Russinovich also gave a nod to Azure's broad support for those who want to create Windows PowerShell scripts to add more automation. "Everything in Azure is PowerShell-enabled because Jeffrey Snover [its revered inventor and Microsoft distinguished engineer and lead architect] makes us enable everything from PowerShell," Russinovich quipped.
During the evening reception at TechMentor, I reconnected with some attendees who had told me the previous evening they wanted to learn more about Azure. Some saw opportunities, but others weren't sure how it fits into what they're doing. Nevertheless, most said they were surprised to learn how Azure has advanced. This is exactly what Russinovich aimed to do in his talk -- to make a case that Microsoft has more to offer than Amazon and other cloud providers.

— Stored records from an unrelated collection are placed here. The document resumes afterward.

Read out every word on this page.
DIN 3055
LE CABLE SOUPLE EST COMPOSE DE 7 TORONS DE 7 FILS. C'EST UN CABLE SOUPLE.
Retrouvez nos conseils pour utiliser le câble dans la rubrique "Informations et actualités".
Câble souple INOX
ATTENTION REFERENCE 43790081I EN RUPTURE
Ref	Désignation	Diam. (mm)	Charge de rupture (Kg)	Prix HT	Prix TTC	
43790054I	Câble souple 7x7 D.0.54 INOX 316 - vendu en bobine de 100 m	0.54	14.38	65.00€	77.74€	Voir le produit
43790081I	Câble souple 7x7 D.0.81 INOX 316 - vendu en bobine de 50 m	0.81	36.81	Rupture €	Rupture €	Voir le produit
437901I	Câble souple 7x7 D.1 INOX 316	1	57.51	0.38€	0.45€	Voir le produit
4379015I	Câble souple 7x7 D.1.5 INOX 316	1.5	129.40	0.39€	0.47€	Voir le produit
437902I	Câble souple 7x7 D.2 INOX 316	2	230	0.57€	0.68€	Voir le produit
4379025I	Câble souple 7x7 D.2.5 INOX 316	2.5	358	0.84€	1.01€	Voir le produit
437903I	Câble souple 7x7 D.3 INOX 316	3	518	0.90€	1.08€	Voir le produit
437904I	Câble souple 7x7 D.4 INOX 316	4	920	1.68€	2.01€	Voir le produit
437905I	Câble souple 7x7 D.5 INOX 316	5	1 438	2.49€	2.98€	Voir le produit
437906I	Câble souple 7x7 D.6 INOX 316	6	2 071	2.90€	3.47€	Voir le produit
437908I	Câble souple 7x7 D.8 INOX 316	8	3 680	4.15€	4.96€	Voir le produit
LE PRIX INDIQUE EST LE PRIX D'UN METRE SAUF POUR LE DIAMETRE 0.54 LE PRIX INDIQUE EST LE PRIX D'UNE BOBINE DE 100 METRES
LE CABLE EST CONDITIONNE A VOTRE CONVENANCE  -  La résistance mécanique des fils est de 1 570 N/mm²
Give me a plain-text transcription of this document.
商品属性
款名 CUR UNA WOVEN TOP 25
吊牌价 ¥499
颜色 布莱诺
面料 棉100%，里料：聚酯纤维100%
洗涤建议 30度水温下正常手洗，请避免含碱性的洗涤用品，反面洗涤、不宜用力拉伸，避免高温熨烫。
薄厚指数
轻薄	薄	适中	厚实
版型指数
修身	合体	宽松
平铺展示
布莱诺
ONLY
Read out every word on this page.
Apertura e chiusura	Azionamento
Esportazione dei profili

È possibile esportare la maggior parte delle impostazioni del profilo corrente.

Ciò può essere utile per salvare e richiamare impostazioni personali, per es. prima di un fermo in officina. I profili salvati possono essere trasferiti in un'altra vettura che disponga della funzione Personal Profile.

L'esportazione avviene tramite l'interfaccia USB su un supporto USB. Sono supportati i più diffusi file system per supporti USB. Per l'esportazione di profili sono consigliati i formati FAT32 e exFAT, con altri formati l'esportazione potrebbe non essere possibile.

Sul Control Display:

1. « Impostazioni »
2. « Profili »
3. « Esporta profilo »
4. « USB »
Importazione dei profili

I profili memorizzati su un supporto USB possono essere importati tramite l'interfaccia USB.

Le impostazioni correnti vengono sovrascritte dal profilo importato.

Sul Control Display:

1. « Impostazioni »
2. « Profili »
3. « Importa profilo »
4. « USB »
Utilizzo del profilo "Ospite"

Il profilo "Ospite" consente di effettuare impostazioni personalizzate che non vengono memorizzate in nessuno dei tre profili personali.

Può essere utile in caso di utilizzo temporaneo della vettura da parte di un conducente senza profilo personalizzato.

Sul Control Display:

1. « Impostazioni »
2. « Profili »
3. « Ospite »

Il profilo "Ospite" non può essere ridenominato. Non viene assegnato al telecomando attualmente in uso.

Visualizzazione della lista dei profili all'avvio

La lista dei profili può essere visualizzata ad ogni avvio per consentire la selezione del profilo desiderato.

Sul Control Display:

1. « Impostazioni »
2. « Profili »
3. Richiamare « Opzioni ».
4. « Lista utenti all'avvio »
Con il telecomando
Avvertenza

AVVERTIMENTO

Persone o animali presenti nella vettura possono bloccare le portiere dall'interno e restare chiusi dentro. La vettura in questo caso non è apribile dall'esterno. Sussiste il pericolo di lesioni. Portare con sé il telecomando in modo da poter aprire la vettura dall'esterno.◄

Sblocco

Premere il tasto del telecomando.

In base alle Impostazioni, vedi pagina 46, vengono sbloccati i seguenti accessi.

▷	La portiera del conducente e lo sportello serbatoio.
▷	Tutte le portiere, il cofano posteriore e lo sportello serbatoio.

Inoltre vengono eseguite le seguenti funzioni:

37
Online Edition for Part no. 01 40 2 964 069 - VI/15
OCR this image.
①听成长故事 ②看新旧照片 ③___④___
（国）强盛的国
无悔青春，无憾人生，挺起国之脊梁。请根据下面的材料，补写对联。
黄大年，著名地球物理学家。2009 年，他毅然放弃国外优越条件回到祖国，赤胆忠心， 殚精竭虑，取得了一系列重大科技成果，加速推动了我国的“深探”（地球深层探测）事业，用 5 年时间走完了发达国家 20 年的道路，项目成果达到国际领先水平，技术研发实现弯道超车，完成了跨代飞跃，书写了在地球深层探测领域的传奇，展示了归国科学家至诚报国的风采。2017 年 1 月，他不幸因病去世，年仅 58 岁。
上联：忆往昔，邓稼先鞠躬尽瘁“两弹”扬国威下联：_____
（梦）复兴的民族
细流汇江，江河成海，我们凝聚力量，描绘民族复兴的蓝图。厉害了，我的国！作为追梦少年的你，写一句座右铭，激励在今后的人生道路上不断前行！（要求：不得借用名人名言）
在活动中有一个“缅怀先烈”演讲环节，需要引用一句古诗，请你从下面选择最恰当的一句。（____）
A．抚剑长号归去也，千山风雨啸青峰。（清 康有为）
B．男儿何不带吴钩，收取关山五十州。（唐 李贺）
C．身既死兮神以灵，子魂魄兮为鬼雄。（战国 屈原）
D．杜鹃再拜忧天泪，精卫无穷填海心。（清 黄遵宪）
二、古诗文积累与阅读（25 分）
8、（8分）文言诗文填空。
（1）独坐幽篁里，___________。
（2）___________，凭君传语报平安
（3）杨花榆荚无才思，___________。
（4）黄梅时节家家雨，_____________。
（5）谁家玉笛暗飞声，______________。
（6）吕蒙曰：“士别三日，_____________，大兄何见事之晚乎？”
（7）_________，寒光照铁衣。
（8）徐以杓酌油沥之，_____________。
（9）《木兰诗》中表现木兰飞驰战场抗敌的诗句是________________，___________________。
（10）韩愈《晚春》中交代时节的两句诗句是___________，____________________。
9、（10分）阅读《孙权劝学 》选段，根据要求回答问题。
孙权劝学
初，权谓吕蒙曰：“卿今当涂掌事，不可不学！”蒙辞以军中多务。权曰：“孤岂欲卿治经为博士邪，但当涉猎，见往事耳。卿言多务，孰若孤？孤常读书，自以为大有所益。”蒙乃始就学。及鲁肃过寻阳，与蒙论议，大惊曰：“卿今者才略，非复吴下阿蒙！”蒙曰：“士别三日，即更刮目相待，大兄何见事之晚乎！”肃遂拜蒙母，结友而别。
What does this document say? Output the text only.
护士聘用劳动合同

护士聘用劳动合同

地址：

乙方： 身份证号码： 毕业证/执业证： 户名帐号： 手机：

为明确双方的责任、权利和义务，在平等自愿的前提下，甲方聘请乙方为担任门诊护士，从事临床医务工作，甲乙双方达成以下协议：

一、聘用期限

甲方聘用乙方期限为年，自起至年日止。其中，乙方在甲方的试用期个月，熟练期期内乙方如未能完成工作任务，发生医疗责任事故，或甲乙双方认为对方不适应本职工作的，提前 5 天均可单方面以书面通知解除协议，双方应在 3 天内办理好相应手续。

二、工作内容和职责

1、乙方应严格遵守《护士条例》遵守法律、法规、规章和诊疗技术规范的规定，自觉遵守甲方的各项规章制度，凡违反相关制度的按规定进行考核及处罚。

To be sure, Amazon still has a growing cloud business and is seen as the leader for enterprise Infrastructure as a Service. As noted by investment researcher Zacks, Amazon reported a 90 percent usage growth for its AWS cloud business. While Amazon doesn't break out revenues and profits for AWS, it falls in the category of "Other," now accounting for 6 percent of revenues. Experts believe AWS generated the majority of revenues in that "Other" category.
"AWS continues to launch new services and enhance the security of its services," according to the Zacks report. "Amazon again reduced prices significantly, which was the reason for the revenue decline in the last quarter."
By all indications here at TechMentor and messaging from Microsoft at the recent Worldwide Partner Conference (and TechEd before that), Microsoft is not letting up on its Azure push. While many attendees saw the depth and progress Microsoft has made with Azure for the first time, Rome wasn't built in a day.